Of course, the big, burning question, is who gets to pay for this new rise of family formation taking root not just in Black American life, but in American life on a whole? For Jones, the answer is easy: being an over-educated social worker out of the University of Pennsylvania who never worked one day in the private sector, it is for the State – read: the taxpayer – to foot the bill for the “my body, my choice” personal decisions of women like Jones. That is the inexorable conclusion when single women have kids – the “village” all has to pitch in to help raise kids it didn’t have a hand in creating, and won’t have a hand in raising. Once again, we see one of the glaring hypocrisies and contradictions that is Black feminism – public support for private decisions. Jones wants (Black) male support, attention and accolade, when it suits her; wants the State/taxpayer to support her and others of her ilk, when it suits her; and wants the public square to serve as her personal sounding board, therapist’s couch and bully pulpit, again, when it suits her. The idea that she has to engage those she may disagree with, or consider the role she herself has played in the arc and trajectory of her own life, are alien concepts.

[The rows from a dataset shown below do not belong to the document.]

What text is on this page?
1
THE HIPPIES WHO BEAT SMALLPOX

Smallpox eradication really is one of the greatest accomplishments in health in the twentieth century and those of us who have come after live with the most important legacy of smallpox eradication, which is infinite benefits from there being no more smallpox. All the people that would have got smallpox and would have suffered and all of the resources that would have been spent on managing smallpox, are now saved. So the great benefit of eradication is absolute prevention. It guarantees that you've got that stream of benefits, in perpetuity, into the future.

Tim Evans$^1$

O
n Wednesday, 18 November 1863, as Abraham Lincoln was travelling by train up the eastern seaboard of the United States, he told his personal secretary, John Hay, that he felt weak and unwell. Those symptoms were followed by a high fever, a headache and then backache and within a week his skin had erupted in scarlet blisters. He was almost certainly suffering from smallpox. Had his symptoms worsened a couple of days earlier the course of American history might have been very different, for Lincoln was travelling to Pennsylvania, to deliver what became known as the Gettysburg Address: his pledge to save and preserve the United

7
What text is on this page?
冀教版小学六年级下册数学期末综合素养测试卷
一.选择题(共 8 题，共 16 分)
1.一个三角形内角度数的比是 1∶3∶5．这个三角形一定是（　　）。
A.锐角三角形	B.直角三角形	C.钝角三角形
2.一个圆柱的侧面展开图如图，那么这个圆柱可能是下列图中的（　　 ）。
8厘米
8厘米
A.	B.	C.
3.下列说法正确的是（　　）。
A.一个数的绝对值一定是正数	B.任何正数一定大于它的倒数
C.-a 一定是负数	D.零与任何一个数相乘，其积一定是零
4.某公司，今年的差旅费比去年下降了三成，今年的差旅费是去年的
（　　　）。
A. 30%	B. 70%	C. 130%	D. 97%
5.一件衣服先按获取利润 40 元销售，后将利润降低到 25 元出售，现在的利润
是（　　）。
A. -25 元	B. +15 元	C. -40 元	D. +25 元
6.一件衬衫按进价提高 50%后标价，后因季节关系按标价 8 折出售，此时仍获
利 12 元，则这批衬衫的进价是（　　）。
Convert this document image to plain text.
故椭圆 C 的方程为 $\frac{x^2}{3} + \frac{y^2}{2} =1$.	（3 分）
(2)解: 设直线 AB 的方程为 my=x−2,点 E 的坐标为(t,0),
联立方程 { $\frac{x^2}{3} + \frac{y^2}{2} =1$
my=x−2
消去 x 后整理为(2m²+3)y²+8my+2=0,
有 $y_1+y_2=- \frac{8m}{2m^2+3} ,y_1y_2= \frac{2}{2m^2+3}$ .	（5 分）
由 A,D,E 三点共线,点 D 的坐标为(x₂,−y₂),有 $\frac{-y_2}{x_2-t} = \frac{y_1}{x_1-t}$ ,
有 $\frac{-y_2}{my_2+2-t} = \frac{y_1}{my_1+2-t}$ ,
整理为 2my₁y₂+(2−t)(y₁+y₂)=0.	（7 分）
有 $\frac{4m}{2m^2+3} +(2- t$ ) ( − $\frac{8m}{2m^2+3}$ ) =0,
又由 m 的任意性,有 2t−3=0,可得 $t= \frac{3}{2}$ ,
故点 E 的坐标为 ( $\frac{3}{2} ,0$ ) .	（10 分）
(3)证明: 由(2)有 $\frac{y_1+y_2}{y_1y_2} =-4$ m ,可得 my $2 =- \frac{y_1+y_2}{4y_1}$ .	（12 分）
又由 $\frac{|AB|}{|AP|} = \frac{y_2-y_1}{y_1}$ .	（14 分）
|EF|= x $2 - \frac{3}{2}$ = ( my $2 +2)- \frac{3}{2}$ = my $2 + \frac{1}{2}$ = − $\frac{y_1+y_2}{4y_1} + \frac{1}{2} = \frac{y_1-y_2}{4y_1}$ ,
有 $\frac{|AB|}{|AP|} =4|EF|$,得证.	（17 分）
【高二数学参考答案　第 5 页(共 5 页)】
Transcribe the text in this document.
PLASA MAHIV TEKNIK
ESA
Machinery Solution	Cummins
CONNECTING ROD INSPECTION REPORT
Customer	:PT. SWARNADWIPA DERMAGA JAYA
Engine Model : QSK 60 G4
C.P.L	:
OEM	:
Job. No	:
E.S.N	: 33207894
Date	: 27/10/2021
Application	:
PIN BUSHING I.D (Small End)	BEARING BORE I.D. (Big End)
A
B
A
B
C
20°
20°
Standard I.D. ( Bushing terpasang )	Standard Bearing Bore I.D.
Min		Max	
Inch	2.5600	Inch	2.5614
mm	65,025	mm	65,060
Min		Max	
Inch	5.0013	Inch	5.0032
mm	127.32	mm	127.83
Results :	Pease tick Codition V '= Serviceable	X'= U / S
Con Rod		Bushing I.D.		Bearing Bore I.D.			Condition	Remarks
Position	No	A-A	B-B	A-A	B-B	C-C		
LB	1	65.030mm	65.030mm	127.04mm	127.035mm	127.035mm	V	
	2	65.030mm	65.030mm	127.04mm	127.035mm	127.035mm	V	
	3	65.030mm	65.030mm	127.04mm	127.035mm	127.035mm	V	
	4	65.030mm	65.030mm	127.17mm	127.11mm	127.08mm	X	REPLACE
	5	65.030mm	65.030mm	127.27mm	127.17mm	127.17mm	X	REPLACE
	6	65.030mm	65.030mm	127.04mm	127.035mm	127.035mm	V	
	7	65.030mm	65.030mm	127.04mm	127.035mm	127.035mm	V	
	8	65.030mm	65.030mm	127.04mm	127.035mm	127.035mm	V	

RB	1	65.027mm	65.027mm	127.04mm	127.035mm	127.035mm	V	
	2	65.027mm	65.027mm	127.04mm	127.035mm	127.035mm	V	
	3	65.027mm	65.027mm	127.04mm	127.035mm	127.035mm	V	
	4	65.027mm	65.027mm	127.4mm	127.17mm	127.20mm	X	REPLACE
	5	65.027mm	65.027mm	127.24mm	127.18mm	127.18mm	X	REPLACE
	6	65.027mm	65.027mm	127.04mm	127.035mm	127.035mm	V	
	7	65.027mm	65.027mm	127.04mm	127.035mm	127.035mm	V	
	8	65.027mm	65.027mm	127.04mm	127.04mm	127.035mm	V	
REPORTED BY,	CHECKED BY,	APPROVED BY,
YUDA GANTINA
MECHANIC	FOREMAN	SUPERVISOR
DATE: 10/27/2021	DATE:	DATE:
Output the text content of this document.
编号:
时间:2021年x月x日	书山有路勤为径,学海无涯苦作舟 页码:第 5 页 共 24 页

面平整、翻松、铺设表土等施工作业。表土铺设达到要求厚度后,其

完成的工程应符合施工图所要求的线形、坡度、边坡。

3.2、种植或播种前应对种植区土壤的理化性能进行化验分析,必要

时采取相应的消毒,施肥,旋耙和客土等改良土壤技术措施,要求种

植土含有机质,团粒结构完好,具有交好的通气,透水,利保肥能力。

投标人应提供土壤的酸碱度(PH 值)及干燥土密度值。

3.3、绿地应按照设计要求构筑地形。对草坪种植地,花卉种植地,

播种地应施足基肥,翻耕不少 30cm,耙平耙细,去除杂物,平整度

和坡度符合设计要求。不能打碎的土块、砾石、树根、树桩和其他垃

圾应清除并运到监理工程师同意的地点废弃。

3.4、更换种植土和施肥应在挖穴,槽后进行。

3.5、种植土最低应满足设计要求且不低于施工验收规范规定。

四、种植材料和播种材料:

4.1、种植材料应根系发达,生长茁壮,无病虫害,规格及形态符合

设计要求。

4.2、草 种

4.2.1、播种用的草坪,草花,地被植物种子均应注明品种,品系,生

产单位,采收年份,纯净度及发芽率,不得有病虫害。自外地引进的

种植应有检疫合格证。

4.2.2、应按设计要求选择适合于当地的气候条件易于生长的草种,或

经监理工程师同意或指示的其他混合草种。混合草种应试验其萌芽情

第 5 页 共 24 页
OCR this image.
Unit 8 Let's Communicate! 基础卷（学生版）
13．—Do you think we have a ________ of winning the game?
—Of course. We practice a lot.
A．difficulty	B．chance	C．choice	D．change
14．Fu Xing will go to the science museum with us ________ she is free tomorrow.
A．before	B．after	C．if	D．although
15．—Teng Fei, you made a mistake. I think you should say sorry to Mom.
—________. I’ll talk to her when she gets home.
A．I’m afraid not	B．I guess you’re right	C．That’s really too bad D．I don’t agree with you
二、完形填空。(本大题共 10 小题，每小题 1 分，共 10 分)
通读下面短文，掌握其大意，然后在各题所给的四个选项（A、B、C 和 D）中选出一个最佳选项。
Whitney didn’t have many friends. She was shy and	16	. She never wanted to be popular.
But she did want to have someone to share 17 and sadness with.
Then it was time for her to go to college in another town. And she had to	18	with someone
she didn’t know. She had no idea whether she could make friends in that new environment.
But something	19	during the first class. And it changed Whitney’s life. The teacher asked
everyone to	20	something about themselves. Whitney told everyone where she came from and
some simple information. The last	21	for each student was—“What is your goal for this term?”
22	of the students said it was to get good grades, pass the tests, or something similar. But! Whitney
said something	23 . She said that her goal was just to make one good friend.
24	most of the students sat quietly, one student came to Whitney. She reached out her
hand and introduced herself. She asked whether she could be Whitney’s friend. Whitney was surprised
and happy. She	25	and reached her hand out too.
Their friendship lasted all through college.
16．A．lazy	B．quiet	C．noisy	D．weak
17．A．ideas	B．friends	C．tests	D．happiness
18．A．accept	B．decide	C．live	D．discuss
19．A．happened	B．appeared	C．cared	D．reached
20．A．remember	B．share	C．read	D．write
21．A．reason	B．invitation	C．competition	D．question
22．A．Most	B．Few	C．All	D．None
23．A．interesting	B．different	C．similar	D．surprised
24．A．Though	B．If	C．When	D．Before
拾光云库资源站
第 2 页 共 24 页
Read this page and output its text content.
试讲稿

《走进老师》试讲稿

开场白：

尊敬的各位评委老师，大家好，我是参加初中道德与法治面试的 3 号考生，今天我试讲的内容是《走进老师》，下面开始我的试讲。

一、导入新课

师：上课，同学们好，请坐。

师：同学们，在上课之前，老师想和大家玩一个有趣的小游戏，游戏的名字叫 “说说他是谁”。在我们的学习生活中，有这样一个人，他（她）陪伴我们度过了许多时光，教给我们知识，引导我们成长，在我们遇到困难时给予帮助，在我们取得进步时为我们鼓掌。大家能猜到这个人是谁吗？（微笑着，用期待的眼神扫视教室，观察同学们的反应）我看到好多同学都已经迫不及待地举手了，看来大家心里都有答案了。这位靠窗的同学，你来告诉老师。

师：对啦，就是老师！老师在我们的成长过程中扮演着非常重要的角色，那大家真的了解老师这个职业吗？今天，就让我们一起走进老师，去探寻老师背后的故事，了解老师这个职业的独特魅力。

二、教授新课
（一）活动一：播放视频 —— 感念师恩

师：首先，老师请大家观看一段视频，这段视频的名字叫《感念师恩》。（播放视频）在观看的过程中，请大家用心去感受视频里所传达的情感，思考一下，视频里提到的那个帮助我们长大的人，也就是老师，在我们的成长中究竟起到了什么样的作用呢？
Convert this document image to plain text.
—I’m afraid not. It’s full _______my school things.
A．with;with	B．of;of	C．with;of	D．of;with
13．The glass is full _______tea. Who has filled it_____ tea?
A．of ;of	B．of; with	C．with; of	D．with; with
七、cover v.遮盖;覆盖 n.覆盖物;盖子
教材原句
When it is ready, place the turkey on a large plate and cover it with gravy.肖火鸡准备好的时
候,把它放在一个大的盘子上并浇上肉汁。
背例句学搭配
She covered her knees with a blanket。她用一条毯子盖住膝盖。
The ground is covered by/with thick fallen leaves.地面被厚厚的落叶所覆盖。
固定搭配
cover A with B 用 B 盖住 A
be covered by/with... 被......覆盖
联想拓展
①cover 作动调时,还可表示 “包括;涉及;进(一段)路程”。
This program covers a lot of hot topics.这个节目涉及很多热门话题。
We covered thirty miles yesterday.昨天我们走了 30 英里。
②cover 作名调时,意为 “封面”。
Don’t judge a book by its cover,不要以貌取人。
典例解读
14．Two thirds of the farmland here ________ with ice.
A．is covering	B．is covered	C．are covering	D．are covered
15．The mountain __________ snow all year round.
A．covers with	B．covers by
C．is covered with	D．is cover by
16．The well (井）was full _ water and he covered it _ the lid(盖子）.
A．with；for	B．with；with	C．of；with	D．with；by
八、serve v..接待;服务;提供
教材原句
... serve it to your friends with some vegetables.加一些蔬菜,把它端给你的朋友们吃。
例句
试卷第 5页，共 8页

There’s a word for that kind of mindset:

Narcissist.

This, at the end, is the legacy of Jones – a gaggle of tweets, a few headlines and a baby out of wedlock more than a dozen years after having her first one in the context of a failed marriage. And she is supposed to be one to emulate? Really?

Meryl Streep, Viola Davis, Angela Bassett, Judy Dench and Helen Mirren, have to be looking on with chagrin.